Question

activity in this activity, you will use the geogebra to find a relationship between points on a perpendicular bisector and the endpoints of the line segment it bisects. open perpendicular bisectors, and complete each step below. for help, watch these short videos about using geogebra to measure and create points, lines, and angles. part a in the diagram, \\( \overleftrightarrow{cd} \perp \overline{ab} \\). use the geogebra tools to draw \\( \overline{ac} \\) and \\( \overline{bc} \\) and measure their lengths. how do the lengths compare?

Explanation:

Step1: Recall perpendicular bisector property

A perpendicular bisector of a segment is a line that is perpendicular to the segment and passes through its midpoint, meaning it divides the segment into two equal parts.
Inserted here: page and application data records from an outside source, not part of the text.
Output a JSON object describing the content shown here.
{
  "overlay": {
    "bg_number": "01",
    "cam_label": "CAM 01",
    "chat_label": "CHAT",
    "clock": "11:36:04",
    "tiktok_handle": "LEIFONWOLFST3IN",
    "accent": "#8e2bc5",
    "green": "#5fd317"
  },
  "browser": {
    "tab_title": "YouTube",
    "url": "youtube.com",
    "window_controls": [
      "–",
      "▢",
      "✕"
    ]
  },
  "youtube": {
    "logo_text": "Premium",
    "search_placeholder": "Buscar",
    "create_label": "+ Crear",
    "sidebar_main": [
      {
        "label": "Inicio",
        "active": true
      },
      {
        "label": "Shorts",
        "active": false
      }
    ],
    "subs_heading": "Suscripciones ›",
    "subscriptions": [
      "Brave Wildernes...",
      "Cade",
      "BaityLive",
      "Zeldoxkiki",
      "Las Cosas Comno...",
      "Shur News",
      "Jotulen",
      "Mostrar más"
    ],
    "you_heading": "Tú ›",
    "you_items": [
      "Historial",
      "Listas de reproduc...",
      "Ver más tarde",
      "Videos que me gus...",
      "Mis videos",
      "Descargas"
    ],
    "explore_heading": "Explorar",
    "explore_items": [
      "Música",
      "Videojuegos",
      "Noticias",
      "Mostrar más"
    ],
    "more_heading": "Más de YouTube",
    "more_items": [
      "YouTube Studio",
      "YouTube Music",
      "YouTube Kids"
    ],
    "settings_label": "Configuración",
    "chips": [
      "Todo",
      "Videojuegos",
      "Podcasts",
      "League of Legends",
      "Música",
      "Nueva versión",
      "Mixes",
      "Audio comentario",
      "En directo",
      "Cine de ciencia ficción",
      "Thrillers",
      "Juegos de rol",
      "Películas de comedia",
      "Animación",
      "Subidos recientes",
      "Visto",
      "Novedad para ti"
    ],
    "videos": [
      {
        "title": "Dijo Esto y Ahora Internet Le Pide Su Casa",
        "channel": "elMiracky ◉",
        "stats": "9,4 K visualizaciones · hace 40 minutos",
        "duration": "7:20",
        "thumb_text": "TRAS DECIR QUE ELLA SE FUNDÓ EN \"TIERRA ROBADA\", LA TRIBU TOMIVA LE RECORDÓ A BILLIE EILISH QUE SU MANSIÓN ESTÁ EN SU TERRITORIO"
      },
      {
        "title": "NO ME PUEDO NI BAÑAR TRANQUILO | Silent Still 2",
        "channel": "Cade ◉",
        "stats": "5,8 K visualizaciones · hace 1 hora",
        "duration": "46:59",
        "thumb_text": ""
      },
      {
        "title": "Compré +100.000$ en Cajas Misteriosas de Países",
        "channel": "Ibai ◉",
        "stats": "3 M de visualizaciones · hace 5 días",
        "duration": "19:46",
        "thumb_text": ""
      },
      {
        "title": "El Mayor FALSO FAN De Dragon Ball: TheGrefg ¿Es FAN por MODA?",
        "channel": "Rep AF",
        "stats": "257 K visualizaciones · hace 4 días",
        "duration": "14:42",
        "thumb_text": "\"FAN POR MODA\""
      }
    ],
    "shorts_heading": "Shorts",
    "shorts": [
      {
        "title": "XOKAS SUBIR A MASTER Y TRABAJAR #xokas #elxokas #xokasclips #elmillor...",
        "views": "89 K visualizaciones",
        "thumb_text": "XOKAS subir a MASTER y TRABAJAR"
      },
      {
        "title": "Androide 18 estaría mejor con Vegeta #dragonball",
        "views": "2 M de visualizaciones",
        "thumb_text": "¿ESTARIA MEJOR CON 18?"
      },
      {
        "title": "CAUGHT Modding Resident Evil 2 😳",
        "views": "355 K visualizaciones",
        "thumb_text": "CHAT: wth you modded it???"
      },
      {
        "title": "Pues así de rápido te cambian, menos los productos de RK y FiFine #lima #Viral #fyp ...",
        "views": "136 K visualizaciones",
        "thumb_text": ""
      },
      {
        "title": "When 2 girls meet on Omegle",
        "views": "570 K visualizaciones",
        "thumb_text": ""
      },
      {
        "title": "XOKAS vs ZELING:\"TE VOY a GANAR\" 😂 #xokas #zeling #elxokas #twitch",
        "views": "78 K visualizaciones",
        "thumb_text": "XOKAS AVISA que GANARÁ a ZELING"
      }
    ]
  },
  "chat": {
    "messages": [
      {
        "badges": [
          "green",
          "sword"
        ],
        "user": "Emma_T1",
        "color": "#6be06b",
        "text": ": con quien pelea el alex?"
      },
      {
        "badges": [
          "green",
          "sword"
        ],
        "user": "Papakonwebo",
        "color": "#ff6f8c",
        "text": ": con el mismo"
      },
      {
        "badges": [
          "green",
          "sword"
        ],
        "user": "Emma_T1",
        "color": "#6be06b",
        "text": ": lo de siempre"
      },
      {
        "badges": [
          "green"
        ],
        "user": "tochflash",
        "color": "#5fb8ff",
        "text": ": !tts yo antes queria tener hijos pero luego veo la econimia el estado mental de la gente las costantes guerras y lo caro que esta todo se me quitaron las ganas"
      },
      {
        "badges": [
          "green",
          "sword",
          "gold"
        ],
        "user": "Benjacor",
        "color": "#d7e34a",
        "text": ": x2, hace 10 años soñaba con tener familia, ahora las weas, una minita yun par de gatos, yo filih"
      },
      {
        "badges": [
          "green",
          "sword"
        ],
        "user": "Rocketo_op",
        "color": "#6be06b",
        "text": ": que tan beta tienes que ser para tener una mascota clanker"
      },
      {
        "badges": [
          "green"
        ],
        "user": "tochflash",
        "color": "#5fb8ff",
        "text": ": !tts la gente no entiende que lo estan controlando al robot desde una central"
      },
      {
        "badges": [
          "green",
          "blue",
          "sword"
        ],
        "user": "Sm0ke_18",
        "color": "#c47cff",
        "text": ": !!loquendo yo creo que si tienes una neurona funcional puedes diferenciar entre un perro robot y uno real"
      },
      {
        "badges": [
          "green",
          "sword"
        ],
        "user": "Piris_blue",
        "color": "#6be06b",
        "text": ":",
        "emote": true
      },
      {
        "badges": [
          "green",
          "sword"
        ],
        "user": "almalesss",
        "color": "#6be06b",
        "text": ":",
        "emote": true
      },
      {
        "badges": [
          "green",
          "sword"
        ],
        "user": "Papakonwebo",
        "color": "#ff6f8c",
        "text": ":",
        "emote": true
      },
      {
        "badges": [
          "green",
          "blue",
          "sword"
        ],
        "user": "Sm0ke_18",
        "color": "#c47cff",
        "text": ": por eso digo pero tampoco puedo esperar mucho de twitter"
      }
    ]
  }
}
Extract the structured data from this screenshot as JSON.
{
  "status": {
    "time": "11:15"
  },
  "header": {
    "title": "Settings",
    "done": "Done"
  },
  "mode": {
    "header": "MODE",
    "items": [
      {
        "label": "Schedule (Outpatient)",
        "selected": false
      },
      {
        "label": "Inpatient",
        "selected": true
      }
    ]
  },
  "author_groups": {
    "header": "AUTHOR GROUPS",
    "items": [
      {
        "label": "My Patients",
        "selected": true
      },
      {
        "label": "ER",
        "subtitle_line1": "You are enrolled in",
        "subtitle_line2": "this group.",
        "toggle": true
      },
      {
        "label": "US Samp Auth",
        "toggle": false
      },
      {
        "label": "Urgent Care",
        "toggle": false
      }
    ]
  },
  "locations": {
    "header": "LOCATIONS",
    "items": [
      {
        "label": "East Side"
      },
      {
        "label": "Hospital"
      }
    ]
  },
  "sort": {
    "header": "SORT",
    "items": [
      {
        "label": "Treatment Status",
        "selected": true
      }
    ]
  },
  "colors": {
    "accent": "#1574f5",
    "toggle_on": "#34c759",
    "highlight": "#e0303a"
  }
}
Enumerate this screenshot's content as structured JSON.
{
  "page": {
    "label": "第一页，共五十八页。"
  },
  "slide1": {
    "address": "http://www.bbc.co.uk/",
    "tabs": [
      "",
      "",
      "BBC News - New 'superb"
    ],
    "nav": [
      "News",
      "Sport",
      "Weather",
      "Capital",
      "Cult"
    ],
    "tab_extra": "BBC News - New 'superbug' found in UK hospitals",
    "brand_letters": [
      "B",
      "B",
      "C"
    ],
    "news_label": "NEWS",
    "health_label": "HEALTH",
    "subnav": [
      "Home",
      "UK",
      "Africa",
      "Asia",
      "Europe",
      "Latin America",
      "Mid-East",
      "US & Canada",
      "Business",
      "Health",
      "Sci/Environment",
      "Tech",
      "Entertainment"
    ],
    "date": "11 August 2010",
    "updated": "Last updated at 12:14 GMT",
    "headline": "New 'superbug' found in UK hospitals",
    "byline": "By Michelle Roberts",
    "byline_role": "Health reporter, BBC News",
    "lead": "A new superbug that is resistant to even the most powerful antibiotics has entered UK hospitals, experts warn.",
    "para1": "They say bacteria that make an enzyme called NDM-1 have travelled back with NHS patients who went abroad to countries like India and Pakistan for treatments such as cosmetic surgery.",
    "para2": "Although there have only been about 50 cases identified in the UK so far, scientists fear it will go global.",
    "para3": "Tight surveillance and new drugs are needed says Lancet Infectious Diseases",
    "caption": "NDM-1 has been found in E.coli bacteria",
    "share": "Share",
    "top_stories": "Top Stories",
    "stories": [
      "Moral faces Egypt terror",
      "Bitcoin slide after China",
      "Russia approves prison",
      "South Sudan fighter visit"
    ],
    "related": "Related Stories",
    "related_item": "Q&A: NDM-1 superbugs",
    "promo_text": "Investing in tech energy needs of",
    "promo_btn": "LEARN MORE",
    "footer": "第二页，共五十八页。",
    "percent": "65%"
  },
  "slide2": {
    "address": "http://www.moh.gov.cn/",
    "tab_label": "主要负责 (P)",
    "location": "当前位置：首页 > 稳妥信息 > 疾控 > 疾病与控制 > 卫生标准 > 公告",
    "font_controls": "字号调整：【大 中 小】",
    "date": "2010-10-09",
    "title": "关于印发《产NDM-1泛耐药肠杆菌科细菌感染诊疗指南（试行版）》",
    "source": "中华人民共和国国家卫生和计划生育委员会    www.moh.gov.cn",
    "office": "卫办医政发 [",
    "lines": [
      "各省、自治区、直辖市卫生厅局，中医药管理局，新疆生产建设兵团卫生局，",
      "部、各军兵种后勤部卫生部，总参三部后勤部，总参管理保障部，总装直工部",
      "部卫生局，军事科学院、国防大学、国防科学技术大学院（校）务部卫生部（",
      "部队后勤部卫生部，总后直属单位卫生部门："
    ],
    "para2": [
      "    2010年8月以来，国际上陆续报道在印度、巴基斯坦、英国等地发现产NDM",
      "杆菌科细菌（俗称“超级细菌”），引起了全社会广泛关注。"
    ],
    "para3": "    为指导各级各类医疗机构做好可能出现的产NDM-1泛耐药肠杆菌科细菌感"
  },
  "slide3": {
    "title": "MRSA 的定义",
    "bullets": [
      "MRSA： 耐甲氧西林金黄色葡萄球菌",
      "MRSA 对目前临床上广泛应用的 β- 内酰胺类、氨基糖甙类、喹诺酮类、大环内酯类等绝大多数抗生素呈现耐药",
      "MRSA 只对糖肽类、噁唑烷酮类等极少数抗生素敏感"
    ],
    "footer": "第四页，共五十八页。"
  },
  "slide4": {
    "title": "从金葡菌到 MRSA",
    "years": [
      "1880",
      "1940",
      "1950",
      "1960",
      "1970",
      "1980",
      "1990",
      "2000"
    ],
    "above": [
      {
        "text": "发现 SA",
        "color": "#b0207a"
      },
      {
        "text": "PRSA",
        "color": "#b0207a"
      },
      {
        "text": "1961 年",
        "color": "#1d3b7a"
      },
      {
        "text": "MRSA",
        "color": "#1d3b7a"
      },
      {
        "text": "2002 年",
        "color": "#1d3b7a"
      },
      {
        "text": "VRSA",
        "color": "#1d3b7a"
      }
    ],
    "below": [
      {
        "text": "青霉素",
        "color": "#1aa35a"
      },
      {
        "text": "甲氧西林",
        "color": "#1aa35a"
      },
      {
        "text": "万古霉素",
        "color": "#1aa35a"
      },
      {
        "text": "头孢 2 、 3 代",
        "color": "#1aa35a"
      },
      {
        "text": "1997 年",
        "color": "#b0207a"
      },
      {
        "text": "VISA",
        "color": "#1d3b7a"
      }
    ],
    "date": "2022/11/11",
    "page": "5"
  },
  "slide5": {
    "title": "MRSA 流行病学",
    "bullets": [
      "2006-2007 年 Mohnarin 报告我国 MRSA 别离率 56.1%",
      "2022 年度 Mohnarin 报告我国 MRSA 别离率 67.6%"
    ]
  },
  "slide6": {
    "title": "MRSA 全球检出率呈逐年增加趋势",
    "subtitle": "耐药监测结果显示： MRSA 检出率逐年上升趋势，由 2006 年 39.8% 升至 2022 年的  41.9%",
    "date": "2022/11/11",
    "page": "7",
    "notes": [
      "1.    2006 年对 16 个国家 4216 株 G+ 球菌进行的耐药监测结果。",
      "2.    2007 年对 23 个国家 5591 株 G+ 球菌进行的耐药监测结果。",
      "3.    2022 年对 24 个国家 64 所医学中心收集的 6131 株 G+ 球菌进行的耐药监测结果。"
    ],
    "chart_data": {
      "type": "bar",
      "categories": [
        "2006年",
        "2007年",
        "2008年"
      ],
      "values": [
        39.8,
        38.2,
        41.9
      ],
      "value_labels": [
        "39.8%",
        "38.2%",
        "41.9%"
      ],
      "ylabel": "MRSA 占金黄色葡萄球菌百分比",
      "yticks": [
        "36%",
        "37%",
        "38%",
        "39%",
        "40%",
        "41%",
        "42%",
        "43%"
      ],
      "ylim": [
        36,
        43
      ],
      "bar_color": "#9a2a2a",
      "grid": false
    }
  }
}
For any point $C$ on the perpendicular bisector $\overleftrightarrow{CD}$ of $\overline{AB}$, the distances from $C$ to the endpoints $A$ and $B$ are equal.

Step2: Apply property to lengths

By the perpendicular bisector theorem, for point $C$ on $\overleftrightarrow{CD}$ (where $\overleftrightarrow{CD} \perp \overline{AB}$ and $\overleftrightarrow{CD}$ bisects $\overline{AB}$):
$\overline{AC} = \overline{BC}$

Answer:

The lengths of $\overline{AC}$ and $\overline{BC}$ are equal.